Was dem
Peter Maffay sein Drache "Tabaluga" ist, stellt für Herman
Van Veen die Ente "Alfred Joducus Kwak" dar. Er schuf
diese Figur für eine Theateraufführung, die Kinder in Stile von "Peter
und der Wolf" mit den Instrumenten eines Symphonieorchesters
bekannt machen sollte. Gezeichnet wurde das Federvieh zunächst von
Annet Kossen und dann übernahm Harald Siepermann. Dieser machte auch
im Bereich des Disney-Zeichentrickfilms Furore. Er entwarf den roten
Drachen Mushu für "Mulan" und sehr viele Figuren für "Tarzan"
und gab auch 2002 ein kurzes Gastspiel in der "Hör Zu" als
"Mecki"-Zeichner.
Die
Trickfilmserie mit Alfred Jodocus Kwak erhielt 1990 die "Goldene
Kamera". Ab 1987 erschienen bei Carlsen unter dem Titel "Die
seltsamen Abenteuer der Ente Alfred Jodocus Kwak" drei Comic-Alben.

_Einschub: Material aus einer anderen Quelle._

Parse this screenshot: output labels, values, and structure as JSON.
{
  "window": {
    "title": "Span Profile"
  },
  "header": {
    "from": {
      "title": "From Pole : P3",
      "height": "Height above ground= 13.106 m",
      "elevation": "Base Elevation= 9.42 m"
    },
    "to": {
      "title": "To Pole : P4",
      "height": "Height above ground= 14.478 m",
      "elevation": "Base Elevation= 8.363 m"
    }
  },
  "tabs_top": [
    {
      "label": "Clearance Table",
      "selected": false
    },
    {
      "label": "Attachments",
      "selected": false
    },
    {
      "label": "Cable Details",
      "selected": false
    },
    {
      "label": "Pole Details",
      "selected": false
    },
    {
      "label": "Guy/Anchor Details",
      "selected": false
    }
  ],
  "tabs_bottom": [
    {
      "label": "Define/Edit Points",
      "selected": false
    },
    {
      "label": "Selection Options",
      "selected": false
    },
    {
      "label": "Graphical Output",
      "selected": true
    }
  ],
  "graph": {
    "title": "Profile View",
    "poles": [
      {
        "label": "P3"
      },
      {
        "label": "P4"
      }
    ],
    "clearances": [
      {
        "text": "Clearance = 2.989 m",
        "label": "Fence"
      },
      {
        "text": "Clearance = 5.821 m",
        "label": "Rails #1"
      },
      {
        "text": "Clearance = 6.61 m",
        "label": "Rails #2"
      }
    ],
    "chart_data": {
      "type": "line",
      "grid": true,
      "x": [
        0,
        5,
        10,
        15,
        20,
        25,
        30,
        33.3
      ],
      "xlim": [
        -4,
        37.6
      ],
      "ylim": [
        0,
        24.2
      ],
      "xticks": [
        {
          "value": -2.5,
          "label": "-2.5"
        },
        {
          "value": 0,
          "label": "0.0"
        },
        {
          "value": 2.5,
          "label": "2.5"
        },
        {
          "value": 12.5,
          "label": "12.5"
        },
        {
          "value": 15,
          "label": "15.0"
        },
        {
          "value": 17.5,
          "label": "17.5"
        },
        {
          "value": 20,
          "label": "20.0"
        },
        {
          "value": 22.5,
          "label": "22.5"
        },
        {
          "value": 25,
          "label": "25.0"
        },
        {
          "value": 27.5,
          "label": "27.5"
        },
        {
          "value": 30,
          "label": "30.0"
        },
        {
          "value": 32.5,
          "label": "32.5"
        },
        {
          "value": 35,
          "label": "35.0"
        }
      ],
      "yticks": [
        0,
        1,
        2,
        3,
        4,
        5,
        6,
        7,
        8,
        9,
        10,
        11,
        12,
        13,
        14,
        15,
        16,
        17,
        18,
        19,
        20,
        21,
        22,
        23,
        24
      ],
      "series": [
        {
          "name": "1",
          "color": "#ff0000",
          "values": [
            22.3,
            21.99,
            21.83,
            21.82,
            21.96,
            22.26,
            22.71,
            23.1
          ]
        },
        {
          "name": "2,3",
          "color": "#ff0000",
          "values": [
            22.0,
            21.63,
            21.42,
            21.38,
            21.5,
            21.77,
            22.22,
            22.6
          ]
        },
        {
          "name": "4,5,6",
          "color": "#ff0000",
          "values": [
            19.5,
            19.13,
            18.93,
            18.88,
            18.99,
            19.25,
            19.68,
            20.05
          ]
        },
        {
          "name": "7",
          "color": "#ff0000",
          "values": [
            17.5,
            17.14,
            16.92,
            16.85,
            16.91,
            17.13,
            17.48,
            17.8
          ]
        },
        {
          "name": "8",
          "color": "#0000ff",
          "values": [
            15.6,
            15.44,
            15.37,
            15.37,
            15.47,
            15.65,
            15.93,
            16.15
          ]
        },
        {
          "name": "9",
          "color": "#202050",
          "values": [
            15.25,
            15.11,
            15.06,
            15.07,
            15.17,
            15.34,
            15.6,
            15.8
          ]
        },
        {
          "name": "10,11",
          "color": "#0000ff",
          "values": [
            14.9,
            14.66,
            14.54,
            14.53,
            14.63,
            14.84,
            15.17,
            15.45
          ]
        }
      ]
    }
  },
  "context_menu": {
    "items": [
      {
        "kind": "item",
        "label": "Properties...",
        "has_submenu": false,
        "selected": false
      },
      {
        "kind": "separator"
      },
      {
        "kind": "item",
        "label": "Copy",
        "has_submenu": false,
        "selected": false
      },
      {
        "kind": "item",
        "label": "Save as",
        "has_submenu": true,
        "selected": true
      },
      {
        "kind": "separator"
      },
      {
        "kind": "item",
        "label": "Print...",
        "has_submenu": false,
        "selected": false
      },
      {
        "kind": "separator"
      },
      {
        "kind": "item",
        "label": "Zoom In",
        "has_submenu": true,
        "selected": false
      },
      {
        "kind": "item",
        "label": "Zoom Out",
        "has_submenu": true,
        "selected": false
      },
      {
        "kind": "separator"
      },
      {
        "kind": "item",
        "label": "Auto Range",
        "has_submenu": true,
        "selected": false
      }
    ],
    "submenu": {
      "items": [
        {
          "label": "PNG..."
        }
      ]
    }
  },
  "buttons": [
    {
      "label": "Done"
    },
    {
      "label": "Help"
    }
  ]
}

Anfang der Neunziger Jahre gab es noch eine kurzlebige Heftchen-Serie
beim Condor Verlag und dann war erst einmal Ruhe.
Doch
mit diesem Bilderbuch jetzt kehrt die Ente wieder zurück. Auf der
Titelseite ist der Aufkleber "Ein Buch für Unicef" zu
sehen und auf Seite trifft Alfred J. Kwak auf Nelson Mandela. Inhaltlich
geht es zunächst ziemlich ungezwungen zu. Die Ente sitzt schon recht
bald auf dem Klo und singt das "Kacklied" (Noten liegen
bei!). Doch diese Stimmung hält nicht lange an, denn auf dem Zeitungs-Klopapier
erfährt Alfred, dass im armen Land Congabonga eine schreckliche
Krankheit ausgebrochen ist, die den Bewohnern ihre "Du-weißt-schons"
abfallen lässt. Alfred reist mit einem Zeitfahrrad durch die Weltgeschichte,
organisiert Klebstoff und alles wird gut. Insgesamt also eine etwas
simpel gestrickte Aids-Parabel, die nur bedingt Aufklärung bietet.
Doch immerhin sind Harald Siepermanns Zeichnungen recht schön anzusehen.